Over the long term, electricity use has been closely correlated with the general growth in the economy. Due to the fact that building power stations, transmission lines and siting locations for distribution facilities has a long lead time (sometimes measured in decades), utilities have to plan ahead.
One of the major pillars of electricity demand is industry. Many facilities use large amounts of electricity, such as steel & aluminum, paper and pulp making, and manufacturing plants for autos. Some facilities use so much electricity that they build their own power plants, and / or locate their facilities near cheap power (which is why a lot of the aluminum industry and aircraft manufacturing is in the Northwest, where cheap hydro power was available).

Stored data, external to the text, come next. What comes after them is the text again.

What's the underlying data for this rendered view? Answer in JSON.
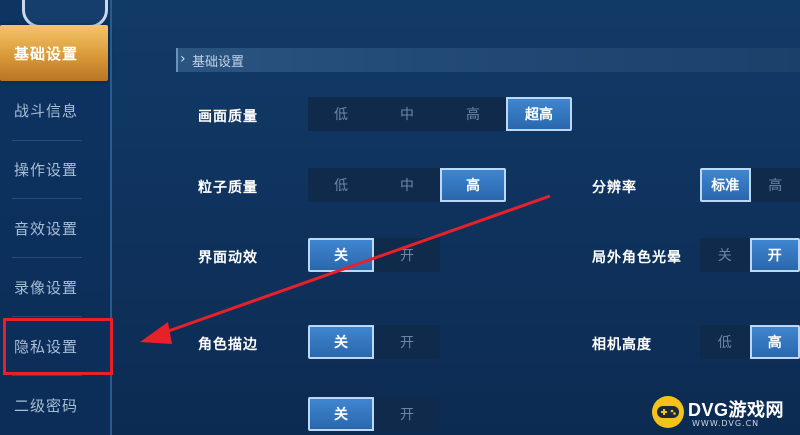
{
  "sidebar": {
    "items": [
      {
        "label": "基础设置",
        "active": true
      },
      {
        "label": "战斗信息",
        "active": false
      },
      {
        "label": "操作设置",
        "active": false
      },
      {
        "label": "音效设置",
        "active": false
      },
      {
        "label": "录像设置",
        "active": false
      },
      {
        "label": "隐私设置",
        "active": false
      },
      {
        "label": "二级密码",
        "active": false
      }
    ]
  },
  "section": {
    "title": "基础设置"
  },
  "settings": {
    "graphics_quality": {
      "label": "画面质量",
      "options": [
        "低",
        "中",
        "高",
        "超高"
      ],
      "selected": "超高"
    },
    "particle_quality": {
      "label": "粒子质量",
      "options": [
        "低",
        "中",
        "高"
      ],
      "selected": "高"
    },
    "resolution": {
      "label": "分辨率",
      "options": [
        "标准",
        "高"
      ],
      "selected": "标准"
    },
    "ui_animation": {
      "label": "界面动效",
      "options": [
        "关",
        "开"
      ],
      "selected": "关"
    },
    "outside_halo": {
      "label": "局外角色光晕",
      "options": [
        "关",
        "开"
      ],
      "selected": "开"
    },
    "char_outline": {
      "label": "角色描边",
      "options": [
        "关",
        "开"
      ],
      "selected": "关"
    },
    "camera_height": {
      "label": "相机高度",
      "options": [
        "低",
        "高"
      ],
      "selected": "高"
    },
    "row_partial_left": {
      "options": [
        "关",
        "开"
      ],
      "selected": "关"
    }
  },
  "watermark": {
    "brand": "DVG游戏网",
    "url": "WWW.DVG.CN"
  },
  "colors": {
    "accent_gold": "#d99a39",
    "selected_blue": "#2a68ad",
    "annotation_red": "#e8202a"
  }
}
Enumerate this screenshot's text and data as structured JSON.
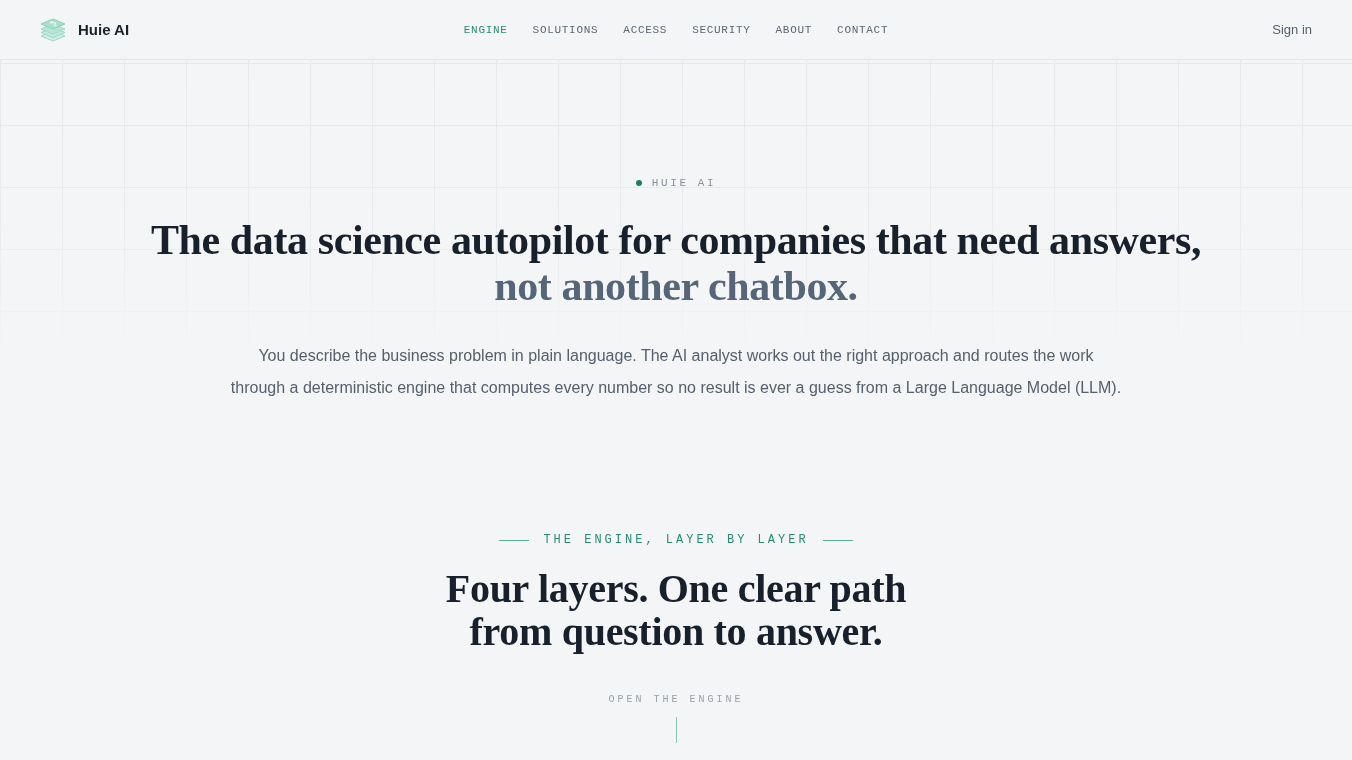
{
  "header": {
    "brand": "Huie AI",
    "nav": [
      {
        "label": "ENGINE",
        "selected": true
      },
      {
        "label": "SOLUTIONS",
        "selected": false
      },
      {
        "label": "ACCESS",
        "selected": false
      },
      {
        "label": "SECURITY",
        "selected": false
      },
      {
        "label": "ABOUT",
        "selected": false
      },
      {
        "label": "CONTACT",
        "selected": false
      }
    ],
    "sign_in": "Sign in"
  },
  "hero": {
    "eyebrow": "HUIE AI",
    "title": "The data science autopilot for companies that need answers,",
    "title_muted": "not another chatbox.",
    "lead": "You describe the business problem in plain language. The AI analyst works out the right approach and routes the work through a deterministic engine that computes every number so no result is ever a guess from a Large Language Model (LLM)."
  },
  "engine_section": {
    "eyebrow": "THE ENGINE, LAYER BY LAYER",
    "title": "Four layers. One clear path from question to answer.",
    "cue": "OPEN THE ENGINE"
  }
}
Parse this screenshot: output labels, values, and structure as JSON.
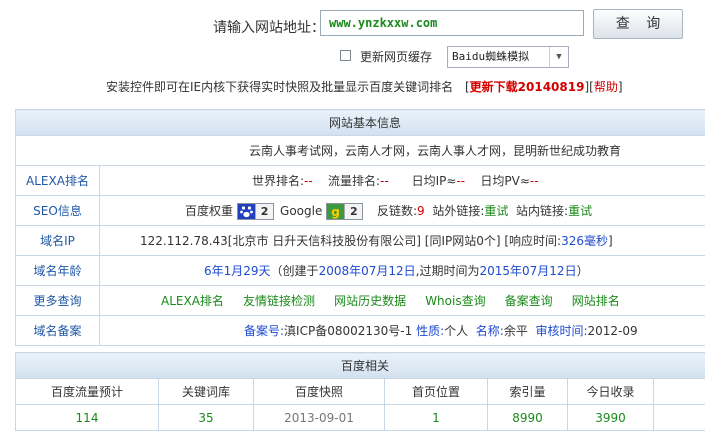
{
  "search": {
    "label": "请输入网站地址：",
    "url_value": "www.ynzkxxw.com",
    "query_button": "查 询",
    "cache_label": "更新网页缓存",
    "spider_selected": "Baidu蜘蛛模拟"
  },
  "notice": {
    "text": "安装控件即可在IE内核下获得实时快照及批量显示百度关键词排名",
    "bracket_open": "[",
    "download": "更新下载20140819",
    "mid": "][",
    "help": "帮助",
    "bracket_close": "]"
  },
  "basic": {
    "title": "网站基本信息",
    "site_title": "云南人事考试网，云南人才网，云南人事人才网，昆明新世纪成功教育",
    "alexa": {
      "key": "ALEXA排名",
      "world_label": "世界排名:",
      "world_value": "--",
      "flow_label": "流量排名:",
      "flow_value": "--",
      "ip_label": "日均IP≈",
      "ip_value": "--",
      "pv_label": "日均PV≈",
      "pv_value": "--"
    },
    "seo": {
      "key": "SEO信息",
      "baidu_label": "百度权重",
      "baidu_value": "2",
      "google_label": "Google",
      "google_value": "2",
      "backlinks_label": "反链数:",
      "backlinks_value": "9",
      "outlinks_label": "站外链接:",
      "outlinks_value": "重试",
      "inlinks_label": "站内链接:",
      "inlinks_value": "重试"
    },
    "ip": {
      "key": "域名IP",
      "text": "122.112.78.43[北京市 日升天信科技股份有限公司] [同IP网站0个] [响应时间:",
      "response": "326毫秒",
      "close": "]"
    },
    "age": {
      "key": "域名年龄",
      "age_value": "6年1月29天",
      "created_label": "（创建于",
      "created_value": "2008年07月12日",
      "expire_label": ",过期时间为",
      "expire_value": "2015年07月12日",
      "close": "）"
    },
    "more": {
      "key": "更多查询",
      "links": [
        "ALEXA排名",
        "友情链接检测",
        "网站历史数据",
        "Whois查询",
        "备案查询",
        "网站排名"
      ]
    },
    "beian": {
      "key": "域名备案",
      "no_label": "备案号:",
      "no_value": "滇ICP备08002130号-1",
      "nature_label": "性质:",
      "nature_value": "个人",
      "name_label": "名称:",
      "name_value": "余平",
      "audit_label": "审核时间:",
      "audit_value": "2012-09"
    }
  },
  "baidu": {
    "title": "百度相关",
    "headers": [
      "百度流量预计",
      "关键词库",
      "百度快照",
      "首页位置",
      "索引量",
      "今日收录"
    ],
    "values": [
      "114",
      "35",
      "2013-09-01",
      "1",
      "8990",
      "3990"
    ]
  },
  "colors": {
    "green": "#1a8a1a",
    "red": "#d40000",
    "blue": "#1e4ad0",
    "key_blue": "#1f57a6"
  }
}
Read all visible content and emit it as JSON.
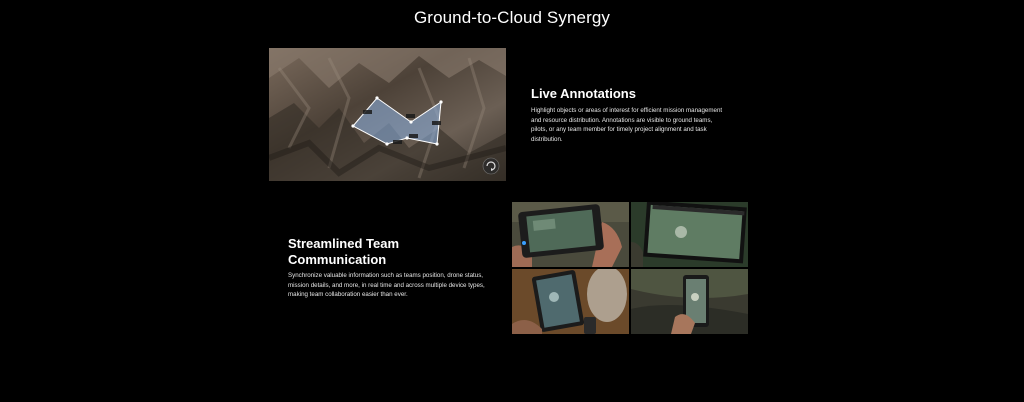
{
  "page": {
    "title": "Ground-to-Cloud Synergy"
  },
  "live_annotations": {
    "heading": "Live Annotations",
    "description": "Highlight objects or areas of interest for efficient mission management and resource distribution. Annotations are visible to ground teams, pilots, or any team member for timely project alignment and task distribution."
  },
  "team_communication": {
    "heading": "Streamlined Team Communication",
    "description": "Synchronize valuable information such as teams position, drone status, mission details, and more, in real time and across multiple device types, making team collaboration easier than ever."
  },
  "icons": {
    "map_control": "rotate-icon"
  },
  "colors": {
    "background": "#000000",
    "annotation_fill": "#8fb6e8",
    "text": "#ffffff"
  }
}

This latest recession has caused industrial usage to plummet to an unprecedented degree. The article above was in the Wall Street Journal titled “Weak Power Demand Dims Outlook“. Per the article:
Electricity sales remained weak in the third quarter, prompting speculation that the sluggishness could persist even after the U.S. economy rebounds. Some utilities don’t expect power sales to recover to pre-recession levels until 2012 — if at all — because so many factories have closed.
Some of the major utilities, such as AEP out of the midwest and Southern Company in the Southeast are seeing demand reductions for industrial use in the 15-20% range. These types of reductions are out of the historical norm for a recession.